Stemming from the city’s historical name, Brummagem bears many connotations. Dating back as far as the Middle Ages, it’s thought that the name derives from an older variant of ‘Birmingham’. As Birmingham was London’s biggest weapon-manufacturing rival, the term ‘Brummagem’ was also used in a derogatory way towards anyone, or anything, that was deemed counterfeit, or not fit for purpose. This was all because London didn’t like another city becoming a viable threat and refused their wares for use in His Majesty’s store.

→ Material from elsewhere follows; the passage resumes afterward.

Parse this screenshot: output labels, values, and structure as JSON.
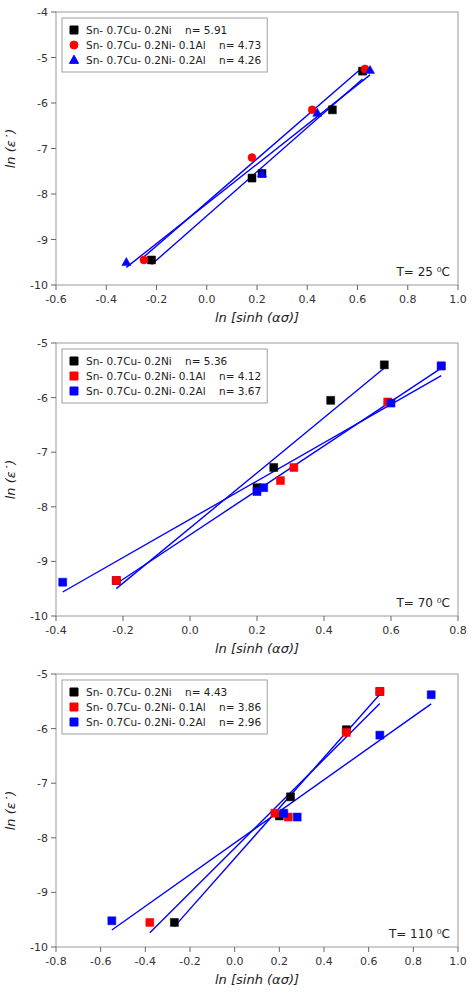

Brum, a short-form version of Brummagem, is the city’s most popular nickname. Brum – a play on words on the noise a car makes – was also the name of a popular children’s TV show in the 90s, which saw a car come to life from his owner’s garage and explore the city streets. The city’s local dialect, Brummie, is also derivative of this nickname.
While this is still a bit of a nickname, take nothing away from the fact that it’s factual, too. Move over Manchester, because Birmingham ain’t budging. This is also the nickname for the football derby between Aston Villa and Birmingham City.
Let’s just say we’d be here a very long time if we tried to explain everything that Birmingham has manufactured or exported, but this nickname refers to the city’s proud industrial past. There’s even a bar in the Jewellery Quarter – 1000 Trades – named after this pet name.
Similar to the Thousand Trades nickname, The Workshop of the World also refers to Birmingham’s proud industrial past. Birmingham’s workshops manufactured and exported anything from pens to jewellery, whistles to custard and Cadbury chocolate to the famous Mini Cooper.
Birmingham was the largest pen manufacturer in the world in the 1800s, hence the nickname, The Pen Shop of the World! During the 19th century there were over 100 active pen factories, which in turn supplied 75% of the world’s pens. There’s a Pen Museum in the Jewellery Quarter devoted to the history of the pen and how Birmingham changed the world of handwriting.